Purple corn is generally related to stress and restricted root development.

This is another widespread concern across the state. Like uneven corn, the causes of this malady are numerous. Although purple coloring is a characteristic of some hybrids, in general it is related to stress and restricted root development. Cool soils, compaction, dry soils, and shallow planting all may impact root development and result in the purple color on leaves. As the stress is relieved and roots resume growth, the symptoms generally disappear.

Striped corn

Striped corn may be linked to stress from environmental conditions.

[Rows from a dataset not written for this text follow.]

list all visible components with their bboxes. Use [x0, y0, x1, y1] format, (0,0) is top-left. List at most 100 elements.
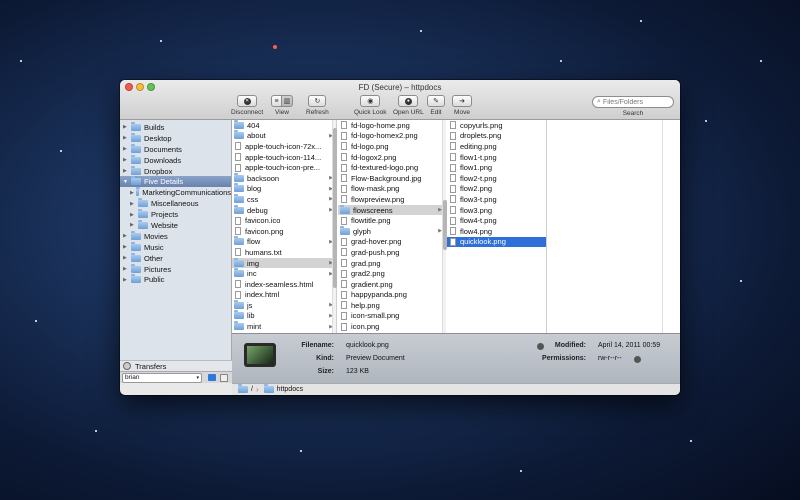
file-list-row[interactable]: img▶ [232, 257, 336, 269]
file-list-row[interactable]: editing.png [447, 141, 546, 152]
sidebar-item-other[interactable]: ▶ Other [120, 252, 231, 264]
file-list-row[interactable]: flowpreview.png [338, 194, 445, 205]
sidebar-item-dropbox[interactable]: ▶ Dropbox [120, 165, 231, 177]
file-list-row[interactable]: favicon.ico [232, 215, 336, 226]
file-list-row[interactable]: grad2.png [338, 268, 445, 279]
disclosure-triangle-icon[interactable]: ▶ [123, 135, 129, 141]
move-button[interactable]: ➔ [452, 95, 472, 107]
sidebar-item-website[interactable]: ▶ Website [120, 219, 231, 231]
sidebar-item-music[interactable]: ▶ Music [120, 241, 231, 253]
file-list-row[interactable]: flow-mask.png [338, 184, 445, 195]
file-list-row[interactable]: favicon.png [232, 226, 336, 237]
file-list-row[interactable]: apple-touch-icon-72x... [232, 141, 336, 152]
file-list-row[interactable]: flow4-t.png [447, 215, 546, 226]
disconnect-button[interactable]: ✕ [237, 95, 258, 107]
file-list-row[interactable]: glyph ▶ [338, 225, 445, 237]
sidebar-item-projects[interactable]: ▶ Projects [120, 209, 231, 220]
file-list-row[interactable]: js▶ [232, 299, 336, 311]
file-list-row[interactable]: icon-small.png [338, 311, 445, 322]
file-list-row[interactable]: inc▶ [232, 268, 336, 279]
file-list-row[interactable]: flow1.png [447, 162, 546, 173]
sidebar-item-desktop[interactable]: ▶ Desktop [120, 132, 231, 144]
file-list-row[interactable]: lib▶ [232, 310, 336, 322]
folder-shortcut-icon[interactable] [208, 374, 216, 381]
sidebar-item-builds[interactable]: ▶ Builds [120, 121, 231, 133]
openurl-button[interactable]: ● [398, 95, 419, 107]
disclosure-triangle-icon[interactable]: ▶ [123, 277, 129, 283]
file-list-row[interactable]: fd-logox2.png [338, 152, 445, 163]
edit-button[interactable]: ✎ [427, 95, 445, 107]
file-list-row[interactable]: flow4.png [447, 226, 546, 237]
search-field[interactable]: ⌕ [592, 96, 674, 108]
disclosure-triangle-icon[interactable]: ▶ [123, 146, 129, 152]
scrollbar[interactable] [332, 120, 337, 333]
file-list-row[interactable]: about▶ [232, 130, 336, 142]
file-list-row[interactable]: fd-textured-logo.png [338, 162, 445, 173]
user-select[interactable]: brian ▾ [122, 372, 202, 383]
disclosure-triangle-icon[interactable]: ▶ [130, 212, 136, 218]
file-list-row[interactable]: flow3.png [447, 205, 546, 216]
path-root[interactable]: / [251, 386, 253, 393]
search-input[interactable] [602, 98, 667, 106]
sidebar-item-documents[interactable]: ▶ Documents [120, 143, 231, 155]
file-list-row[interactable]: help.png [338, 300, 445, 311]
file-list-row[interactable]: mint▶ [232, 321, 336, 332]
file-list-row[interactable]: grad.png [338, 258, 445, 269]
file-list-row[interactable]: blog▶ [232, 183, 336, 195]
permissions-edit-icon[interactable] [634, 356, 641, 363]
file-list-row[interactable]: fd-logo-home.png [338, 120, 445, 131]
file-list-row[interactable]: fd-logo-homex2.png [338, 131, 445, 142]
file-list-row[interactable]: index-seamless.html [232, 279, 336, 290]
disclosure-triangle-icon[interactable]: ▶ [123, 266, 129, 272]
path-current-folder[interactable]: httpdocs [277, 386, 303, 393]
file-list-row[interactable]: apple-touch-icon-114... [232, 152, 336, 163]
file-list-row[interactable]: flow▶ [232, 236, 336, 248]
sidebar-item-five-details[interactable]: ▼ Five Details [120, 176, 231, 188]
disclosure-triangle-open-icon[interactable]: ▼ [123, 179, 129, 185]
file-list-row[interactable]: quicklook.png [447, 236, 546, 248]
file-list-row[interactable]: fd-logo.png [338, 141, 445, 152]
file-list-row[interactable]: Flow-Background.jpg [338, 173, 445, 184]
file-list-row[interactable]: flow2-t.png [447, 173, 546, 184]
sidebar-item-downloads[interactable]: ▶ Downloads [120, 154, 231, 166]
file-list-row[interactable]: flow1-t.png [447, 152, 546, 163]
file-list-row[interactable]: 404 [232, 120, 336, 131]
file-list-row[interactable]: flow2.png [447, 184, 546, 195]
reveal-icon[interactable] [537, 343, 544, 350]
sidebar-item-marketingcommunications[interactable]: ▶ MarketingCommunications [120, 187, 231, 198]
sidebar-item-miscellaneous[interactable]: ▶ Miscellaneous [120, 198, 231, 209]
file-list-row[interactable]: flow3-t.png [447, 194, 546, 205]
file-list-row[interactable]: index.html [232, 290, 336, 301]
disclosure-triangle-icon[interactable]: ▶ [123, 244, 129, 250]
file-list-row[interactable]: humans.txt [232, 247, 336, 258]
disclosure-triangle-icon[interactable]: ▶ [123, 124, 129, 130]
file-list-row[interactable]: apple-touch-icon-pre... [232, 162, 336, 173]
sidebar-item-movies[interactable]: ▶ Movies [120, 230, 231, 242]
transfers-item[interactable]: Transfers [120, 360, 232, 371]
grid-icon[interactable] [220, 373, 228, 382]
file-list-row[interactable]: backsoon▶ [232, 172, 336, 184]
scrollbar-thumb[interactable] [333, 128, 337, 288]
file-list-row[interactable]: happypanda.png [338, 290, 445, 301]
file-list-row[interactable]: icon.png [338, 321, 445, 332]
scrollbar-thumb[interactable] [443, 200, 447, 250]
file-list-row[interactable]: css▶ [232, 193, 336, 205]
file-list-row[interactable]: debug▶ [232, 204, 336, 216]
file-list-row[interactable]: flowtitle.png [338, 215, 445, 226]
quicklook-button[interactable]: ◉ [360, 95, 381, 107]
file-list-row[interactable]: grad-push.png [338, 247, 445, 258]
file-list-row[interactable]: gradient.png [338, 279, 445, 290]
scrollbar[interactable] [442, 120, 447, 333]
disclosure-triangle-icon[interactable]: ▶ [123, 157, 129, 163]
list-view-button[interactable]: ≡ [271, 95, 282, 107]
file-list-row[interactable]: copyurls.png [447, 120, 546, 131]
file-list-row[interactable]: grad-hover.png [338, 237, 445, 248]
disclosure-triangle-icon[interactable]: ▶ [130, 190, 134, 196]
file-list-row[interactable]: droplets.png [447, 131, 546, 142]
file-list-row[interactable]: flowscreens ▶ [338, 204, 445, 216]
disclosure-triangle-icon[interactable]: ▶ [130, 222, 136, 228]
disclosure-triangle-icon[interactable]: ▶ [123, 255, 129, 261]
sidebar-item-public[interactable]: ▶ Public [120, 274, 231, 285]
disclosure-triangle-icon[interactable]: ▶ [130, 201, 136, 207]
column-view-button[interactable]: ▥ [282, 95, 293, 107]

As with purple corn, striped corn may be related to hybrid characteristics. In addition, however, it can be linked to stress from early-season environmental conditions. Striping may result from warm temperatures that trigger rapid growth after a cool period with relatively slow growth. Again, the condition is noticeable early but disappears as the plants grow. Nutrient deficiencies that would cause such symptoms are rare to nonexistent in Iowa and generally are found on soils with a fairly high pH.

Hail damage

Hail damage to corn.

The stage of development when hail damages a crop is critical in determining potential losses. For young corn plants (V5 or younger), actual losses will be minimal. Leaves that are exposed at this point are small, they generally fall off the plant soon, and thus contribute little to overall yield. Additionally, the growing point of the corn plant at this stage is protected below ground. For corn plants at V6 or larger, leaf tissue loss begins to be a factor in determining yield potential. Likewise, the growing point has now risen above the soil surface and is susceptible to damage. Actual stand losses can impact yield potential significantly. Allow the plants time to recover before making hasty decisions to replant or destroy the stand. Regrowth should be evident in one to three days.

The corn plant is growing rapidly now and will continue to do so provided temperatures are warm and moisture is plentiful. The corn plant will tolerate temperatures into the mid-90s provided there is ample moisture. Recent rains have helped recharge subsoil moisture levels that will be beneficial as the crop advances toward pollination.